My parents met through a classic 20th–century matchmaking method: a friend of a friend who thought they would hit it off introduced them. The mutual friend handed over their phone numbers, and one day, my dad picked up the phone, called my mom, and they chose a place to meet up. Now, my generation is obsessed with dating apps—I watch my friends swipe mindlessly, using the same muscle as TikTok doom–scrolling, searching for their match in the endless ether of strangers on Hinge or among the hyper–exclusive pool of potential matches on Raya. Raya’s exclusivity is exhausting, and its waitlist grows by the day. Even the more earnest platforms are designed for dopamine, not depth—they've driven away many users, including 57 percent of women, due to safety concerns. Sure, there are success stories from many of these apps, but what happened to finding your next significant other through a mutual friend?

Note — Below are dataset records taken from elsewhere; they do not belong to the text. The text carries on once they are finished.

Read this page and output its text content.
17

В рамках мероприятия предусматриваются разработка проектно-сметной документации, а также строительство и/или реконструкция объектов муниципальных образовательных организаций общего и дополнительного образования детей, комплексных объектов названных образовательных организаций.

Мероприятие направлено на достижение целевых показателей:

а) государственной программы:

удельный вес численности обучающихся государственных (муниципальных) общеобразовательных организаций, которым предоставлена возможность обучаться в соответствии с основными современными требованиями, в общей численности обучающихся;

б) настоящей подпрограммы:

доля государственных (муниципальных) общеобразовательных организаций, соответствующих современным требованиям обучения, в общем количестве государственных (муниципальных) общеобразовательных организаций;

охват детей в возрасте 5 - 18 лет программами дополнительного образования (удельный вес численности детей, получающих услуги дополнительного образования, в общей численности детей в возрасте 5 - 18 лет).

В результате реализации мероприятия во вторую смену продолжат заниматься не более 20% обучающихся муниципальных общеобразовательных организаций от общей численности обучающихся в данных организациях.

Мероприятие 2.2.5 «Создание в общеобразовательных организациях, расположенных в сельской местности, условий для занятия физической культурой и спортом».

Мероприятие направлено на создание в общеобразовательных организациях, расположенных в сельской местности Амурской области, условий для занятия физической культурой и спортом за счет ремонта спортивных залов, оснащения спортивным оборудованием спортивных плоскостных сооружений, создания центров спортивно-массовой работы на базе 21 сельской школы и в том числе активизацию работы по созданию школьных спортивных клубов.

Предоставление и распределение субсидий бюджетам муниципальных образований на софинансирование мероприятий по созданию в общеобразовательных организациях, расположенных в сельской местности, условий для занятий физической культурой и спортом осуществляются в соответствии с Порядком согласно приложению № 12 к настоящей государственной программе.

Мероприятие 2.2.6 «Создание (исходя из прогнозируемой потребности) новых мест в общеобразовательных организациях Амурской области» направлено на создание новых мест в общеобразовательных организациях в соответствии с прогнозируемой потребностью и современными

Myles Slayton, a Georgetown ‘25 graduate, had the idea for a new dating app after he and his friends kept striking out on making any meaningful connections. Managing an intense internship in the summer before his senior year, Slayton found himself with very little time to get dressed up and go out, but still hoped for the chance to meet someone in person.
Like his friends, Slayton turned to dating apps for help. “They sucked—except for two good experiences on Hinge,” Slayton says. “I came across a profile of someone I didn’t know, but in one of the pictures, I saw one of my good friends.” That mutual connection gave him the perfect in, and behind the scenes, Slayton’s friend vouched for him. That feeling—of familiarity, safety through verification, and a sense of mutual validation—is what Slayton wanted to replicate for every profile.
During senior year, along with a group of friends, Slayton got to work researching user behaviors and dating app metrics. He found that typical dating app users are on more than one app and that 35% spend over $30 a month on subscriptions. “Clearly, people need help and just aren’t seeing results,” Slayton says. “They don’t hate dating apps. They hate the products out there.” Slayton’s research showed that even though users are burnt out, they still can’t bring themselves to log–out, holding on to the hope that the next swipe could finally be the one. Seeing a promising market opportunity, Slayton and his friends built Cerca, a dating app designed to mirror real life connections by matching users using mutual friends and overlapping social circles.
Cerca modernizes the old–school matchmaking of my parents’ generation, transforming it into a gamified platform designed for Gen Z users. While it is feasible to ask your friends to make the connections for you, people are busy and rarely have the time (or patience) to set their friends up. That’s where Cerca steps in. “You’re on your phone too much to not be able to at least help that process. That’s all Cerca is—it’s just helping that process,” Slayton says. Unlike apps that promote passive swiping though hundreds of profiles a day—leading to fatigue and choice paralysis—Cerca takes a different approach. When users download Cerca, their contacts sync automatically, and each day they are matched with four people—each a real person connected through a mutual.
At launch, Cerca took off among upperclassmen at Georgetown and other college campuses—students who wanted to meet new people but felt like they’d already exhausted their campus social circle. “It was working because you were seeing people on Cerca from your school that you’d never really met or that you’d never really spoken to,” Slayton says. And because of the mutual connection, which ensured that the other person was normal or vetted, users were far more open to meet up with their Cerca match.
Meeting someone from Cerca lets you skip the usual dating app date routine: scouring the internet to find any clues about who they are, stalking their mom’s Facebook, and sending your location to your friends just to feel safe. That’s why Slayton swears by mutual connections, which provide an immediate sense of trust and safety. It also makes people more confident in their matches when they know they have a friend in common. “There’s a lot of BS that you get rid of when your friend—your childhood best friend, your high school best friend, your college best friend—is ready to set you up with someone they know from one of their circles and knows both of you really well,” he says. Mutuals don’t only bring a sense of familiarity and safety; they also ease the awkwardness of a first date, provide shared context to spark a conversation, and create a subtle pressure that makes ghosting before a first date less likely.
As students graduate and move to big cities, they can bring Cerca along with them to help introduce them to people within their extended circles rather than total strangers. For those who may have outgrown their high school or college relationships, Slayton sees particular value in Cerca for young professionals. With most of their days spent in the office, post–grad life leaves them little time to bank on spontaneous bar flirting and hoping it will all work out.
And yes, people are already meeting through the app. “People are dating from Cerca already, and that’s the most powerful thing for us. The app is now expanding to the point [that] the people on the app are [10 degrees of separation away from] myself,” Slayton says.
At a school like Penn, where networking is a sport, it’s no surprise that the same principle applies to dating. Knowing someone in common can help you land an interview—and, as Cerca proves, it can also help you land a first date.